Saturday, September 29, 2007

The 'R' Word

I made some adjustments to my investment portfolio this month. I did three things:

1.) On 9/17 I bought a new mutual fund, JORNX.
2.) On 9/20 I reset my 401(k) existing and future elections.
3.) On 9/24 I converted my YHOO to XLE.

The effect of lowered interest rates, by 0.5%, had a huge positive impact on my current investments. It also affected my short-term confidence - which led up to those three adjustments I made.

I know the Fed is going to lower rates again before the end of the year. Not sure by how much, but at least 0.25% and I don't think 0.5% is completely out of the question - our economy is falling into a relatively small recession, and these guys are desperate. I have wanted a new mutual fund for a while, and since I have DPCCX and PRLAX, I needed one that focuses on something I believe in, and that isn't international. JORNX sounded perfect.

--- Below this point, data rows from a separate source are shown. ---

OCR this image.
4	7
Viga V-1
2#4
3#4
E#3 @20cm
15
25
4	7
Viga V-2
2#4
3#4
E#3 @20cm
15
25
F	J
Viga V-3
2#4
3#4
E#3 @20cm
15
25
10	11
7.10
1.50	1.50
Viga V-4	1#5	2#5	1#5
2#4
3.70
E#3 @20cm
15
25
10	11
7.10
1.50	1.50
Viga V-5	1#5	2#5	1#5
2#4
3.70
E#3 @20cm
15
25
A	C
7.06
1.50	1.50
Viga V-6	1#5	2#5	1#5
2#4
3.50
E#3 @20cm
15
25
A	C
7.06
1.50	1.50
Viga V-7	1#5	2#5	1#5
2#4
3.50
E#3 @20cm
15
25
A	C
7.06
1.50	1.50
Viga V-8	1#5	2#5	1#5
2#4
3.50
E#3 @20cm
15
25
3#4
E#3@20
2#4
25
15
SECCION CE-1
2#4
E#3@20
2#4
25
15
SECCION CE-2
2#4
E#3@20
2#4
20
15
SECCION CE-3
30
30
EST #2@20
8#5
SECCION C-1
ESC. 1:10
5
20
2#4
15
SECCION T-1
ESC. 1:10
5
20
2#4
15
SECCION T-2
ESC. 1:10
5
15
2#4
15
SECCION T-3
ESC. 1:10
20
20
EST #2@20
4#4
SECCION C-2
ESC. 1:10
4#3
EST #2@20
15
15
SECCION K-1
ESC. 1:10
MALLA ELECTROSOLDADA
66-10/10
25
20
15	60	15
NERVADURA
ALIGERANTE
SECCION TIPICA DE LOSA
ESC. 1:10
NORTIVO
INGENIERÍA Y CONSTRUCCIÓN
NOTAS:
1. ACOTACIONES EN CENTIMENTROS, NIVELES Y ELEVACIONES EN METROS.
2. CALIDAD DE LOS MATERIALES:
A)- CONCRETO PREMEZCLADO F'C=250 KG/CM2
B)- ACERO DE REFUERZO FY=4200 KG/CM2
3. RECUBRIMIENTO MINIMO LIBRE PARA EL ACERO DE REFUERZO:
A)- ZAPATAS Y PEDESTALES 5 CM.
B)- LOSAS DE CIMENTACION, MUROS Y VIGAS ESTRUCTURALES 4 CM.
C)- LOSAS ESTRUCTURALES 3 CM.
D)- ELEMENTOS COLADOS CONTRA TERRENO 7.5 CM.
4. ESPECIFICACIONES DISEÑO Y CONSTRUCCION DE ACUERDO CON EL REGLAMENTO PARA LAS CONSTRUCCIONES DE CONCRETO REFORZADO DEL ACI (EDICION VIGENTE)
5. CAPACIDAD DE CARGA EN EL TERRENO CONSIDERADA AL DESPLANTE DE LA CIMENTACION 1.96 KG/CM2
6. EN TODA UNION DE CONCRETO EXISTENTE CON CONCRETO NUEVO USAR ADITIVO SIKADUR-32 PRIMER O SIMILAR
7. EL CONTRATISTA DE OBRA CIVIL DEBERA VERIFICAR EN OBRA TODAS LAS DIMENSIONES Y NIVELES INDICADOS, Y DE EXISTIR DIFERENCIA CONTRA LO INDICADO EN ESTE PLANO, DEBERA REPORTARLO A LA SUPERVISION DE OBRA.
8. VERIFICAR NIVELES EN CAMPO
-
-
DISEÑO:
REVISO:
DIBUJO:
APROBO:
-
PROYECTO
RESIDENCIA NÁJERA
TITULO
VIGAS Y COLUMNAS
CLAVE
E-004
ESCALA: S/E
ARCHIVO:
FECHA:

Another action I took to get as much out of the possibility of a short term run-up: I also swapped out all my conservative 401(k) investments for the riskiest ones I could find.

But after buying JORNX, I have so much in tech stocks... I needed an existing candidate to convert into something else. I needed to sell something so I can go ahead and pay my 20% on its gains, while I'm not desperate to take my profits. The end of the year is approaching, and I've only sold off part of one company, INTC, I can write off losses for.

I selected YHOO as my candidate. It has been pretty flat since 2003. I originally bought YHOO in 1998, and much more in 2003. I decided lately, it was having too many swings, up and down - and I don't really like the roller-coaster activity. I've been thinking about buying energy - since I have none, and it's been doing quite well for such a long time. I'm particularly interested in alternative energy. So when I started researching alternative energy funds, I learned about these things called exchange-traded funds, or ETFs. I also understand that it may still be a little early to invest in alternative energy. ETFs are similar to mutual funds, but trade like regular common stocks. They're relatively new, and there aren't very many.

When it comes to money and finances, you have to think with your head, and XLE sounded like a solid, safe, short-term investment. It's a relief to not have to worry about what's going to happen with YHOO anymore.

Here's my plan: At the end of this year, I'm selling the rest of my common stock and two of the mutual funds I've held for many years. I'm resetting my 401(k) so that everything is reasonably conservatively invested.

I'm going to pay a lot of attention to Christmas sales. Based on this, I'll decide at what point during the 1st half of 2008 I'll sell my remaining mutual funds and XLE.

I'm waiting for a downturn. I'm prepared to wait awhile, and things may actually go up for some time, but I can't count on that, because that may not be the case. But it will be obvious when the huge sell-offs start happening. And I'm so sure they will, and the extent will probably depend somewhat on how much the interest rate gets lowered, this next time around.

Then when it's all gone down sufficiently enough, I plan to step back in, and one of the first mutual funds I plan to buy is New Alternatives Fund, NALFX. I really, really like what I've read about it, and I don't care about the load, so much.

Anyway - that's my plan for now. I'll update on any changes of heart I experience over the next few months.